Now solve the equation x=\frac{-150±12\sqrt{186}}{18} when ± is minus. Subtract 12\sqrt{186} from -150.

x=\frac{-2\sqrt{186}-25}{3}

Divide -150-12\sqrt{186} by 18.

x=\frac{2\sqrt{186}-25}{3} x=\frac{-2\sqrt{186}-25}{3}

The equation is now solved.

9x^{2}+150x-119=0

Quadratic equations such as this one can be solved by completing the square. In order to complete the square, the equation must first be in the form x^{2}+bx=c.

9x^{2}+150x-119-\left(-119\right)=-\left(-119\right)

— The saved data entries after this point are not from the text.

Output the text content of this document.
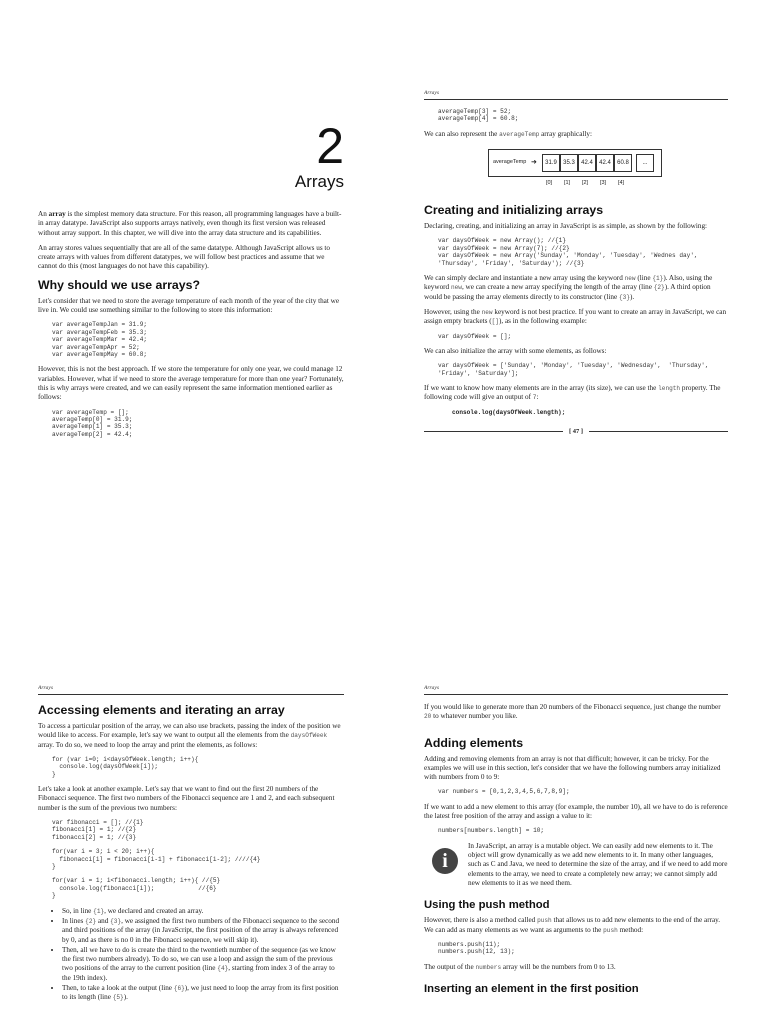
2
Arrays

An array is the simplest memory data structure. For this reason, all programming languages have a built-in array datatype. JavaScript also supports arrays natively, even though its first version was released without array support. In this chapter, we will dive into the array data structure and its capabilities.

An array stores values sequentially that are all of the same datatype. Although JavaScript allows us to create arrays with values from different datatypes, we will follow best practices and assume that we cannot do this (most languages do not have this capability).

Why should we use arrays?

Let's consider that we need to store the average temperature of each month of the year of the city that we live in. We could use something similar to the following to store this information:

var averageTempJan = 31.9;
var averageTempFeb = 35.3;
var averageTempMar = 42.4;
var averageTempApr = 52;
var averageTempMay = 60.8;

However, this is not the best approach. If we store the temperature for only one year, we could manage 12 variables. However, what if we need to store the average temperature for more than one year? Fortunately, this is why arrays were created, and we can easily represent the same information mentioned earlier as follows:

var averageTemp = [];
averageTemp[0] = 31.9;
averageTemp[1] = 35.3;
averageTemp[2] = 42.4;
Arrays
averageTemp[3] = 52;
averageTemp[4] = 60.8;

We can also represent the averageTemp array graphically:

averageTemp ➜	31.9	35.3	42.4	42.4	60.8	...
[0]	[1]	[2]	[3]	[4]
Creating and initializing arrays

Declaring, creating, and initializing an array in JavaScript is as simple, as shown by the following:

var daysOfWeek = new Array(); //{1}
var daysOfWeek = new Array(7); //{2}
var daysOfWeek = new Array('Sunday', 'Monday', 'Tuesday', 'Wednes day',
'Thursday', 'Friday', 'Saturday'); //{3}

We can simply declare and instantiate a new array using the keyword new (line {1}). Also, using the keyword new, we can create a new array specifying the length of the array (line {2}). A third option would be passing the array elements directly to its constructor (line {3}).

However, using the new keyword is not best practice. If you want to create an array in JavaScript, we can assign empty brackets ([]), as in the following example:

var daysOfWeek = [];

We can also initialize the array with some elements, as follows:

var daysOfWeek = ['Sunday', 'Monday', 'Tuesday', 'Wednesday',  'Thursday',
'Friday', 'Saturday'];

If we want to know how many elements are in the array (its size), we can use the length property. The following code will give an output of 7:

console.log(daysOfWeek.length);
[ 47 ]
Arrays
Accessing elements and iterating an array

To access a particular position of the array, we can also use brackets, passing the index of the position we would like to access. For example, let's say we want to output all the elements from the daysOfWeek array. To do so, we need to loop the array and print the elements, as follows:

for (var i=0; i<daysOfWeek.length; i++){
console.log(daysOfWeek[i]);
}

Let's take a look at another example. Let's say that we want to find out the first 20 numbers of the Fibonacci sequence. The first two numbers of the Fibonacci sequence are 1 and 2, and each subsequent number is the sum of the previous two numbers:

var fibonacci = []; //{1}
fibonacci[1] = 1; //{2}
fibonacci[2] = 1; //{3}
for(var i = 3; i < 20; i++){
fibonacci[i] = fibonacci[i-1] + fibonacci[i-2]; ////{4}
}
for(var i = 1; i<fibonacci.length; i++){ //{5}
console.log(fibonacci[i]);            //{6}
}
• So, in line {1}, we declared and created an array.
• In lines {2} and {3}, we assigned the first two numbers of the Fibonacci sequence to the second and third positions of the array (in JavaScript, the first position of the array is always referenced by 0, and as there is no 0 in the Fibonacci sequence, we will skip it).
• Then, all we have to do is create the third to the twentieth number of the sequence (as we know the first two numbers already). To do so, we can use a loop and assign the sum of the previous two positions of the array to the current position (line {4}, starting from index 3 of the array to the 19th index).
• Then, to take a look at the output (line {6}), we just need to loop the array from its first position to its length (line {5}).
Arrays

If you would like to generate more than 20 numbers of the Fibonacci sequence, just change the number 20 to whatever number you like.

Adding elements

Adding and removing elements from an array is not that difficult; however, it can be tricky. For the examples we will use in this section, let's consider that we have the following numbers array initialized with numbers from 0 to 9:

var numbers = [0,1,2,3,4,5,6,7,8,9];

If we want to add a new element to this array (for example, the number 10), all we have to do is reference the latest free position of the array and assign a value to it:

numbers[numbers.length] = 10;
i
In JavaScript, an array is a mutable object. We can easily add new elements to it. The object will grow dynamically as we add new elements to it. In many other languages, such as C and Java, we need to determine the size of the array, and if we need to add more elements to the array, we need to create a completely new array; we cannot simply add new elements to it as we need them.
Using the push method

However, there is also a method called push that allows us to add new elements to the end of the array. We can add as many elements as we want as arguments to the push method:

numbers.push(11);
numbers.push(12, 13);

The output of the numbers array will be the numbers from 0 to 13.

Inserting an element in the first position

Add 119 to both sides of the equation.

9x^{2}+150x=-\left(-119\right)

Subtracting -119 from itself leaves 0.

9x^{2}+150x=119

Subtract -119 from 0.

\frac{9x^{2}+150x}{9}=\frac{119}{9}

Divide both sides by 9.

x^{2}+\frac{150}{9}x=\frac{119}{9}

Dividing by 9 undoes the multiplication by 9.

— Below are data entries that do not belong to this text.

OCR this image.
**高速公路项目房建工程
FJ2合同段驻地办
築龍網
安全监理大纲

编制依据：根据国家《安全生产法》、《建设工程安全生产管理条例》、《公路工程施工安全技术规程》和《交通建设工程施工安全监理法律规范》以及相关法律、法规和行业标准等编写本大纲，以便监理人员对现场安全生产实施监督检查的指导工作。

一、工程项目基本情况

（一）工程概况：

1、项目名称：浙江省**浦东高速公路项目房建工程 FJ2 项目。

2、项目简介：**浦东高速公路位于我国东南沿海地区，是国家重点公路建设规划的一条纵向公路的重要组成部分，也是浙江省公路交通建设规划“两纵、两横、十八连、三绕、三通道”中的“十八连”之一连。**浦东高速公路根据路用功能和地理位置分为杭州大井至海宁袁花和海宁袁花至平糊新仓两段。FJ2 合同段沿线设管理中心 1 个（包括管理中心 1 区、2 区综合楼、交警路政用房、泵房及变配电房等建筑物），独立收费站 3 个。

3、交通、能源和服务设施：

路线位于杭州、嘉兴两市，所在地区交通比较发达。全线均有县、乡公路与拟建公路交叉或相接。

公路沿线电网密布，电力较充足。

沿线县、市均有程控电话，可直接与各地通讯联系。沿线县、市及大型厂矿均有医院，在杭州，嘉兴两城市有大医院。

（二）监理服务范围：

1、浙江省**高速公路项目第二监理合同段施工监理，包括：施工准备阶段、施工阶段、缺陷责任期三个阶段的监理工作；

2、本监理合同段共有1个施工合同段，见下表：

x^{2}+\frac{50}{3}x=\frac{119}{9}

Reduce the fraction \frac{150}{9} to lowest terms by extracting and canceling out 3.

x^{2}+\frac{50}{3}x+\left(\frac{25}{3}\right)^{2}=\frac{119}{9}+\left(\frac{25}{3}\right)^{2}

Divide \frac{50}{3}, the coefficient of the x term, by 2 to get \frac{25}{3}. Then add the square of \frac{25}{3} to both sides of the equation. This step makes the left hand side of the equation a perfect square.

x^{2}+\frac{50}{3}x+\frac{625}{9}=\frac{119+625}{9}

Square \frac{25}{3} by squaring both the numerator and the denominator of the fraction.

x^{2}+\frac{50}{3}x+\frac{625}{9}=\frac{248}{3}

Add \frac{119}{9} to \frac{625}{9} by finding a common denominator and adding the numerators. Then reduce the fraction to lowest terms if possible.

\left(x+\frac{25}{3}\right)^{2}=\frac{248}{3}

Factor x^{2}+\frac{50}{3}x+\frac{625}{9}. In general, when x^{2}+bx+c is a perfect square, it can always be factored as \left(x+\frac{b}{2}\right)^{2}.

\sqrt{\left(x+\frac{25}{3}\right)^{2}}=\sqrt{\frac{248}{3}}

Take the square root of both sides of the equation.

x+\frac{25}{3}=\frac{2\sqrt{186}}{3} x+\frac{25}{3}=-\frac{2\sqrt{186}}{3}

Simplify.

x=\frac{2\sqrt{186}-25}{3} x=\frac{-2\sqrt{186}-25}{3}

Subtract \frac{25}{3} from both sides of the equation.